Dayton is growing, with 189 single-family permits issued last year. That's when it considered upgrading its design standards. And each of the ideas contained in a summary from May 2017 seemed like nice things to have.
Requiring a minimum depth of 24 feet for a garage meant ensuring that homeowners had space to keep all their junk stored inside and not leave something like an old snowblower rusting out where the neighbors had to look at it.
A 16-foot concrete apron extending from the garage door makes the driveway and whole property look better. Brick and natural stone on the front of the house look a lot better than vinyl siding, while requiring dormers, gables or other design features makes a single-story house look taller and more elegant.
The memo went on to list the builders' response to some of these ideas. Just the proposal to get rid of vinyl siding, the builders complained, would drive up the cost by at least $5,000 and maybe more than $15,000.
"There's no health benefit here, there's no energy benefit here. It's an aesthetic approach," Siegel said. "And of course that's not really providing market [rate] housing, because you're restricting the market."
Many of these ideas didn't get adopted, he explained, but regulations that cost money are not just coming from city officials. A case in point is the new state building code.
One relatively new rule is called fall protection, which includes limiting the opening of an upstairs window to only enough to squeeze out a 4-inch ball. Even a toddler's head won't fit through an opening that small, meaning nobody can fall out.
"We don't have folks falling out of second-story windows in single-family homes," Siegel said. "So that's maybe $750 to $1,500, depending on how many windows. But when you tack it on with other things, that's how you get expensive."
Back in Rogers, a quick call to City Hall drew a reasonable-sounding explanation for why it costs money for new houses to hook up to utilities. Each one of those 18 new households on that 6-acre site add to the burden on the overall system. It even seems possible that costly capacity additions would be required up the line as more users get added.

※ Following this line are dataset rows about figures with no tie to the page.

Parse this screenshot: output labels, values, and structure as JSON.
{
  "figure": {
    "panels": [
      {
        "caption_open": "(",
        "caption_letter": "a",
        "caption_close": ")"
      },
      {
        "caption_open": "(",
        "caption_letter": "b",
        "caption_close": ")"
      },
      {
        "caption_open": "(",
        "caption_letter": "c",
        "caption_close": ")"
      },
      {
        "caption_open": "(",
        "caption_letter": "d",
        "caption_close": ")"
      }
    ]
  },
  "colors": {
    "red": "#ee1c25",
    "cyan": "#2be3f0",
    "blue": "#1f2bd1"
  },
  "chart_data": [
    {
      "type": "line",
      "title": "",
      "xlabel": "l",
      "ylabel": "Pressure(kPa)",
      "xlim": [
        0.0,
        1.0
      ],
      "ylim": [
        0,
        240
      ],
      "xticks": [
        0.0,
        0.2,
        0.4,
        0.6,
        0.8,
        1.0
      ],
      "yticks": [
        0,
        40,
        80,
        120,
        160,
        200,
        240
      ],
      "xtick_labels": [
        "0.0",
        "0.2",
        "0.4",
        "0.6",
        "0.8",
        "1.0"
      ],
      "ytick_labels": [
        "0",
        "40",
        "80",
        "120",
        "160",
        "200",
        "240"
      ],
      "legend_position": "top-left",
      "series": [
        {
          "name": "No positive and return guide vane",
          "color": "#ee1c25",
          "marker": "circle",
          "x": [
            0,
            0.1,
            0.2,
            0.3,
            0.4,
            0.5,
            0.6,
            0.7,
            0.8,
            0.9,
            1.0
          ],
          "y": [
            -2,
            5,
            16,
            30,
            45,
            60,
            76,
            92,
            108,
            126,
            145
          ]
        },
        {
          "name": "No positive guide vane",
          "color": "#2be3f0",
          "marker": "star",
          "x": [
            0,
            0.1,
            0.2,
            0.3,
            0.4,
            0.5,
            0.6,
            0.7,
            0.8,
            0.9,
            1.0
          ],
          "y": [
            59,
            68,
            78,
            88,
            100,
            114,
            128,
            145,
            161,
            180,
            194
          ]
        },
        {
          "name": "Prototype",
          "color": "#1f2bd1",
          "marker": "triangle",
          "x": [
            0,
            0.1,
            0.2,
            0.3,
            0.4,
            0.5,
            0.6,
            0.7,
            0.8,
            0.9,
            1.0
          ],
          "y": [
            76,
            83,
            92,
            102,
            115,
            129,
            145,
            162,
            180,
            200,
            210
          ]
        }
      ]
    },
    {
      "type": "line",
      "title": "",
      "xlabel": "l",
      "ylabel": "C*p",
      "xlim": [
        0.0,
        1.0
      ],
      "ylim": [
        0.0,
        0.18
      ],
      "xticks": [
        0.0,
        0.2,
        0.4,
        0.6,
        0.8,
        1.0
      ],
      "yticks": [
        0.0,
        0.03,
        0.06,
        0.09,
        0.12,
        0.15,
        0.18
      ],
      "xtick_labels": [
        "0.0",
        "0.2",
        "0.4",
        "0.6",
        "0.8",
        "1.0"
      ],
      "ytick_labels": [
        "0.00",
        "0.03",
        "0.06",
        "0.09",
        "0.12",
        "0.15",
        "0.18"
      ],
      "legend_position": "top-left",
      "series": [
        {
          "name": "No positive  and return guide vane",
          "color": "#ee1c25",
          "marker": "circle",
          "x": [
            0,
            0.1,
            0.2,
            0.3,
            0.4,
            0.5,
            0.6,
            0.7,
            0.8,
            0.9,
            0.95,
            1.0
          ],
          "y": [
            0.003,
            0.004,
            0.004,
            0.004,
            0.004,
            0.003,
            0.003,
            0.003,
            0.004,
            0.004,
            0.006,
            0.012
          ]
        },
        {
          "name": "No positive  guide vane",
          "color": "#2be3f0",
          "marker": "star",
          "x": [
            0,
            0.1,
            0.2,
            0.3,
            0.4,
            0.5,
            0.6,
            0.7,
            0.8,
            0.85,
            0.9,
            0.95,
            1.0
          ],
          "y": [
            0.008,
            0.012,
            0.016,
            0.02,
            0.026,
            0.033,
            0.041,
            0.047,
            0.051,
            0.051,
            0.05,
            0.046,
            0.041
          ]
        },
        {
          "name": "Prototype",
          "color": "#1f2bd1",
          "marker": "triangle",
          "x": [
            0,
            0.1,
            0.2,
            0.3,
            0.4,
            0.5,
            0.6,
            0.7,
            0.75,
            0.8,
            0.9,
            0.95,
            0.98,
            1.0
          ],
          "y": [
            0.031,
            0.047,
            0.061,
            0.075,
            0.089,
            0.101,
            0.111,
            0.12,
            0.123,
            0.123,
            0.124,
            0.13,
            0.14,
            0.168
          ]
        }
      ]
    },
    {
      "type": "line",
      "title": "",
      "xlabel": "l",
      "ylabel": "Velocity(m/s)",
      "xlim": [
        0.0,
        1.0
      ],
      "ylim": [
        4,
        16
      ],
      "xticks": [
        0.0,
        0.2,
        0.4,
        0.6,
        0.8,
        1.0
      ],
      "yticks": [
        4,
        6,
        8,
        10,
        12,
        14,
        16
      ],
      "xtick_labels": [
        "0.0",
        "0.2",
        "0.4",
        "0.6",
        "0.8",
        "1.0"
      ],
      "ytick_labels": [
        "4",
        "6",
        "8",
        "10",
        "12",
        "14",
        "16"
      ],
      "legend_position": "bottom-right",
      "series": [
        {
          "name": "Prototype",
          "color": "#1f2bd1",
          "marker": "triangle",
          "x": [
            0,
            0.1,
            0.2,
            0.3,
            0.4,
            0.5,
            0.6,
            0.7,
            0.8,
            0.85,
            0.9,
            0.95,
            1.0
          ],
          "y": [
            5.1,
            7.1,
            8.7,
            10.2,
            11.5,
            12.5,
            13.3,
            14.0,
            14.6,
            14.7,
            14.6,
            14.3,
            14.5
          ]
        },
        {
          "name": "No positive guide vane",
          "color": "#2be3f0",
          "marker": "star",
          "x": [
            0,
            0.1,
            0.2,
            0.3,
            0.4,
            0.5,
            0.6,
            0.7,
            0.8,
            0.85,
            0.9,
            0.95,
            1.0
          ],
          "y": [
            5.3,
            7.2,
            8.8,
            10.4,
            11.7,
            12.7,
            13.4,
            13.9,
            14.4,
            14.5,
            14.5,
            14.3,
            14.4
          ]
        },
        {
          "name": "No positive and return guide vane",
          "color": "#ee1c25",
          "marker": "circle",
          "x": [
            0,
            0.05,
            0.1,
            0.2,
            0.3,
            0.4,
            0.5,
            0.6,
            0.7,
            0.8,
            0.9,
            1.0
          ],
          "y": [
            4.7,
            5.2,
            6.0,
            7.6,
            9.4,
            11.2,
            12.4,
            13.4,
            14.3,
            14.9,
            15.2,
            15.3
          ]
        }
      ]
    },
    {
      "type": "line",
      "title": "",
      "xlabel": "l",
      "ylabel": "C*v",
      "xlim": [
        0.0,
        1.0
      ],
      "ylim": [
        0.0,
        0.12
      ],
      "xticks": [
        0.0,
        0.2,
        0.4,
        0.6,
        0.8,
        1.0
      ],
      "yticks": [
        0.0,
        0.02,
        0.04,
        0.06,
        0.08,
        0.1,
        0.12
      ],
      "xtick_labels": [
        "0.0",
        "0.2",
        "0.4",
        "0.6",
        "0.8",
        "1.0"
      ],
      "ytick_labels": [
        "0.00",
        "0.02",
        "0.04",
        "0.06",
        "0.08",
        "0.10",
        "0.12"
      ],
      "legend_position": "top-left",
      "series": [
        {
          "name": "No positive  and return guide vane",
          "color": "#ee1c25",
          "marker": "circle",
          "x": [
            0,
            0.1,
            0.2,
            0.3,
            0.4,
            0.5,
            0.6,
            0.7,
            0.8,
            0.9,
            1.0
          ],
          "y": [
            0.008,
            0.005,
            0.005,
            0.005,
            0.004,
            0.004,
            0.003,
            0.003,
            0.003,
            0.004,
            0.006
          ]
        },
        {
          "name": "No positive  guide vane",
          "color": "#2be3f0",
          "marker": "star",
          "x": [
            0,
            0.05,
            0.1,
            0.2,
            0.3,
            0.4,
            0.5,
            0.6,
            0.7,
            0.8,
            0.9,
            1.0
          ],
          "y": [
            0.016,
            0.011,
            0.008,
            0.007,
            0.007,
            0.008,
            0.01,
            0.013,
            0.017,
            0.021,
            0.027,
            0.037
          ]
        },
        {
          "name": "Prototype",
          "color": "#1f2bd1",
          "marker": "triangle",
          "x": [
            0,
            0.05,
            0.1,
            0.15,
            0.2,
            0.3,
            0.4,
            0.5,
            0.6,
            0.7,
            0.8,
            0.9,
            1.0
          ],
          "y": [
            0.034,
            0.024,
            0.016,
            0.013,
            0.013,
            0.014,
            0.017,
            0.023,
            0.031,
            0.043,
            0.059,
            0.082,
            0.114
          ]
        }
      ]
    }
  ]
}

One problem in considering reasonable-sounding costs like sewer hookup fees is that it's not easy to determine what's fair. But it's worth remembering just how easy it is to end up with a house that's financially out of the reach of families earning no better than the median income. To be affordable for a family of four that earns about 80 percent of the area's median household income of $94,300 means spending no more than $234,500 on a house.
Samson has that 6-acre parcel listed for sale in Rogers again, at a price of $279,900. Asked if it's being pitched as land for single-family housing, she replied "a single family." That is, it's now being pitched as a lot for just one new house, tapping into the well on the property.
At that price just for the land, that new home wouldn't be affordable even if the new owner chose to live in a Coleman four-person camp tent bought on sale from Walmart.